Самая форма стиха у Тютчева, при первом взгляде, кажется небрежной. Но это впечатление ошибочное. За исключением немногих (преимущественно написанных на политические злобы дня), большинство стихотворений Тютчева облечено в очень изысканные метры. Напомним, например, стихи «Грустный вид и грустный час». При беглом чтении не замечаешь в их построении ничего особенного. Лишь потом открываешь тайну прелести их формы. В них средние два стиха первой строфы (3-й и 4-й) рифмуются со средними стихами второй строфы (9-м и 10-м). Притом, чтобы ухо уловило это созвучие, разделенное четырьмя стихами, Тютчев выбрал рифмы особенно полные, в которых согласованы не только буквы после ударяемой гласной, но и предыдущая согласная (которую французы называют consonne d'appui [ Опорная согласная – франц. ]): «гробовой – живой», «тумана – Лемана». Примерами не менее утонченного построения могут служить стихотворения: «Поэзия», «Вдали от солнца и природы», «Слезы людские, о слезы людские», «Двум сестрам», «Венеция», «Первый лист», «Кончен пир, умолкли хоры».

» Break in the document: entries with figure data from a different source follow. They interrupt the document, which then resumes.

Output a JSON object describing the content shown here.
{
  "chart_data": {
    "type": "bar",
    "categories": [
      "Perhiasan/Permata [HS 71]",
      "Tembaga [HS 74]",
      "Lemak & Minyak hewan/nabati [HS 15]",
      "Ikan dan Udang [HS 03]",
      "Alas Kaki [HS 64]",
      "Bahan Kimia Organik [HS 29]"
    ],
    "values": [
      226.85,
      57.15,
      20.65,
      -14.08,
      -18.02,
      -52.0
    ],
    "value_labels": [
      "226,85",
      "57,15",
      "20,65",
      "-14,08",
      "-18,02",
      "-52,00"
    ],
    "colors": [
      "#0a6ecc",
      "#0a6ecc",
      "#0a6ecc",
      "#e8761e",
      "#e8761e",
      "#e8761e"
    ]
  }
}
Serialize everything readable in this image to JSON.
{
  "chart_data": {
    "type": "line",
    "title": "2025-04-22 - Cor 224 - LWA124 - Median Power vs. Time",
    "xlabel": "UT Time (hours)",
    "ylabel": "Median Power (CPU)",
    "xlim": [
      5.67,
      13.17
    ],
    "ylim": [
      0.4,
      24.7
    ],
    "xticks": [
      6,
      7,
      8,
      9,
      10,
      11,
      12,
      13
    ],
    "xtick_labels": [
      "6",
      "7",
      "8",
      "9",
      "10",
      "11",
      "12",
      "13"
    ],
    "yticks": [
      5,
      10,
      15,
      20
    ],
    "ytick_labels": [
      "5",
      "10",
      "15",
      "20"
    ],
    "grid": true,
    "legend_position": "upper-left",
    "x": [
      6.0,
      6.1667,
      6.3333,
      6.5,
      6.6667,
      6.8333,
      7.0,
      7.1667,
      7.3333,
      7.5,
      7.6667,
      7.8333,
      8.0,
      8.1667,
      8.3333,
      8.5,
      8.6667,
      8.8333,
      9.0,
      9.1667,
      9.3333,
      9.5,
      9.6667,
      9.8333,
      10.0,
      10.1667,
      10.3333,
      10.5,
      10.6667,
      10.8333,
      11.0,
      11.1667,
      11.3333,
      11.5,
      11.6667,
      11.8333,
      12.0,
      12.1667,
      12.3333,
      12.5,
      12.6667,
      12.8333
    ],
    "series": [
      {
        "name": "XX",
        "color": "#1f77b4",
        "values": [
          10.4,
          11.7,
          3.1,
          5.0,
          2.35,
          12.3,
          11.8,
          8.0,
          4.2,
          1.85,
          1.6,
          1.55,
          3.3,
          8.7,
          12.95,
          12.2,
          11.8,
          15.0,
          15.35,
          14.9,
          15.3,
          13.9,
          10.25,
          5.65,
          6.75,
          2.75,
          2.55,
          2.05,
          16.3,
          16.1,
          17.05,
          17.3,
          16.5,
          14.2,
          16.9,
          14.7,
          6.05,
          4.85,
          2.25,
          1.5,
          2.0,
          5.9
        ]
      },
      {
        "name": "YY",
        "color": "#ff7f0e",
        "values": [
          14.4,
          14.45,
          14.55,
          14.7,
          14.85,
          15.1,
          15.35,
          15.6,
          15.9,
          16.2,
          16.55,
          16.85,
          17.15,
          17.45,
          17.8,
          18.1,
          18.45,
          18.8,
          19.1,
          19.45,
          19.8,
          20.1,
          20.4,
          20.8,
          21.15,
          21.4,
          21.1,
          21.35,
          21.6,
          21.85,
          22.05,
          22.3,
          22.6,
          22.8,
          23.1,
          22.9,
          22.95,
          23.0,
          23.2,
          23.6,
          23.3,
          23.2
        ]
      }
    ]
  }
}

Не меньше изысканности у Тютчева и в самом строении стиха. Он с величайшей заботливостью применял в своей поэзии все те вторичные средства изобразительности, которые были хорошо знакомы поэтам античным, но которыми пренебрегают многие из выдающихся современных поэтов. Так, он охотно употреблял внутренние рифмы и ассонансы, например: «В какой-то неге онеменья », «И ветры свис тели и пели валы», «Кто скрылся, зарылся в цветах?», «И без вою и без бою », «Под вами немые, глухие гроба», « Неодолим, неудержим », « Неистощимые, неисчислимые » и т. п. Понимал Тютчев и то значение, какое имеют в стихах аллитерации. Вот несколько более ярких примеров: «Как пл яшут п ы л инки в п о л дневных л учах», « В етрило в есело з в учало», «Объятый н егой н очи», « С ладкий с умрак полу с онья», « Т ихий, т омный, благовонный», « З емля з еленела»… Эта заботливость приводила Тютчева иногда к настоящим звукоподражаниям, как, например, в стихах: « К ругом, к а к к им валы, зв уч али скалы », «Хл ещ ет, св ищ ет и ревет», «Блеск и движение, гр охот и гр ом…»
Все это делает Тютчева одним из величайших мастеров русского стиха, «учителем поэзии для поэтов», как выразился А. Горнфельд. В поэзии Тютчева русский стих достиг той утонченности, той «эфирной высоты» (слова Фета), которая до него не была известна. Рядом с Пушкиным, создателем у нас истинно классической поэзии, Тютчев стоит как великий мастер и родоначальник поэзии намеков. У Тютчева не было настоящих преемников, можно назвать лишь одного Фета, который, впрочем, развился без его непосредственного влияния. Только в конце XIX века нашлись у Тютчева истинные последователи, которые восприняли его заветы и попытались приблизиться к совершенству им созданных образцов.
Глава из вступительного очерка к Полному собранию сочинений Ф. И. Тютчева, под ред. П. В. Быкова (Изд. А. Ф. Маркса, СПб., 1911). (Прим. В. Брюсова.)